Toward a sustainable peace in Colombia, and since the publication of our article, we have developed and implemented an entrepreneurship training program that helps ex-combatants to develop their citizen competencies, which in turn facilitates peaceful integration into society in ways that contribute meaningfully to the ex-combatants and to broader society. The program to date has been implemented with a hundred ex-combatants across the country; ongoing successes portend the possibilities of project-expansion and/or replication in other countries, including for example, Venezuela, Iraq, Ukraine and potentially other places, countries and regions devastated by war and other forms of systemic, violent conflict.
For those working in this area, we strongly encourage you to consider submitting an article to the special issue to be featured in the Journal of Public Policy and Marketing on "Marketing to End War, Create Peace, and Enhance Sustainable Well-Being". For more information see:
To find more work on entrepreneurship or conflict and peace, search the TCR's publication archives, typing a keyword or author into the search box.
Citation: Andrés Barrios Fajardo, Clifford Shultz, and Juan Carlos Montes Joya. (2019) "Entrepreneurship as boundary object: Toward reintegration of Colombia’s ex-militants into civil society." Journal of Macromarketing 39 (4): 368-384.
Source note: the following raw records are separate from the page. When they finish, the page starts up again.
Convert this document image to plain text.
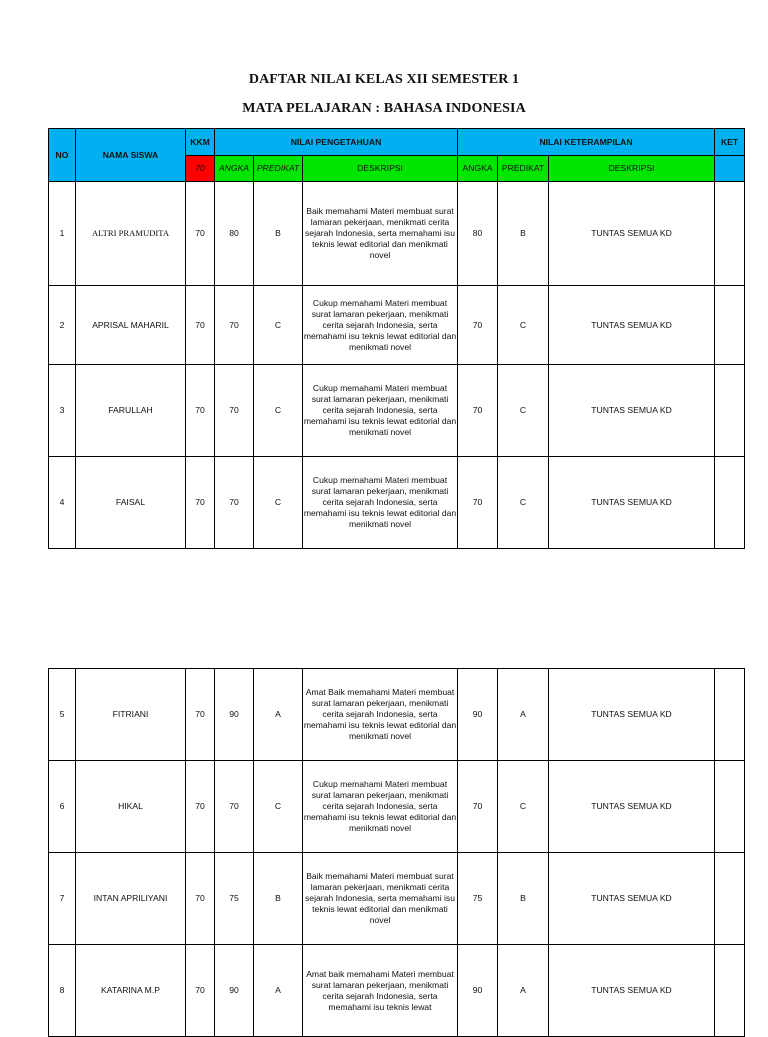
DAFTAR NILAI KELAS XII SEMESTER 1
MATA PELAJARAN : BAHASA INDONESIA
NO	NAMA SISWA	KKM	NILAI PENGETAHUAN			NILAI KETERAMPILAN			KET
		70	ANGKA	PREDIKAT	DESKRIPSI	ANGKA	PREDIKAT	DESKRIPSI	
1	ALTRI PRAMUDITA	70	80	B	Baik memahami Materi membuat surat lamaran pekerjaan, menikmati cerita sejarah Indonesia, serta memahami isu teknis lewat editorial dan menikmati novel	80	B	TUNTAS SEMUA KD	
2	APRISAL MAHARIL	70	70	C	Cukup memahami Materi membuat surat lamaran pekerjaan, menikmati cerita sejarah Indonesia, serta memahami isu teknis lewat editorial dan menikmati novel	70	C	TUNTAS SEMUA KD	
3	FARULLAH	70	70	C	Cukup memahami Materi membuat surat lamaran pekerjaan, menikmati cerita sejarah Indonesia, serta memahami isu teknis lewat editorial dan menikmati novel	70	C	TUNTAS SEMUA KD	
4	FAISAL	70	70	C	Cukup memahami Materi membuat surat lamaran pekerjaan, menikmati cerita sejarah Indonesia, serta memahami isu teknis lewat editorial dan menikmati novel	70	C	TUNTAS SEMUA KD	
5	FITRIANI	70	90	A	Amat Baik memahami Materi membuat surat lamaran pekerjaan, menikmati cerita sejarah Indonesia, serta memahami isu teknis lewat editorial dan menikmati novel	90	A	TUNTAS SEMUA KD	
6	HIKAL	70	70	C	Cukup memahami Materi membuat surat lamaran pekerjaan, menikmati cerita sejarah Indonesia, serta memahami isu teknis lewat editorial dan menikmati novel	70	C	TUNTAS SEMUA KD	
7	INTAN APRILIYANI	70	75	B	Baik memahami Materi membuat surat lamaran pekerjaan, menikmati cerita sejarah Indonesia, serta memahami isu teknis lewat editorial dan menikmati novel	75	B	TUNTAS SEMUA KD	
8	KATARINA M.P	70	90	A	Amat baik memahami Materi membuat surat lamaran pekerjaan, menikmati cerita sejarah Indonesia, serta memahami isu teknis lewat	90	A	TUNTAS SEMUA KD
Abstract: War and other violent conflicts greatly degrade a country’s economic, social, and marketing systems. In the aftermath of conflict, national and international organizations develop different strategies, such as business development, aimed at the reconstruction of these systems. This article draws on boundary theory to frame the way in which entrepreneurship can help ex-militants to discard war-activities and to reintegrate peacefully and productively into a peace-time economy. An interpretive study examining the life-narratives of former militants of illegal groups involved in Colombia’s armed conflict – the world’s longest, lasting 52 years – regarding their business start-ups was designed and administered. Findings extend current Macromarketing and Entrepreneurship literature by showing how policies and entrepreneurial business practices in recovering marketing systems can help ex-militants to overcome discrimination, to transform their identities and to reintegrate peacefully into civil society, which in turn may portend a more inclusive and equitable marketing system and robust national economy.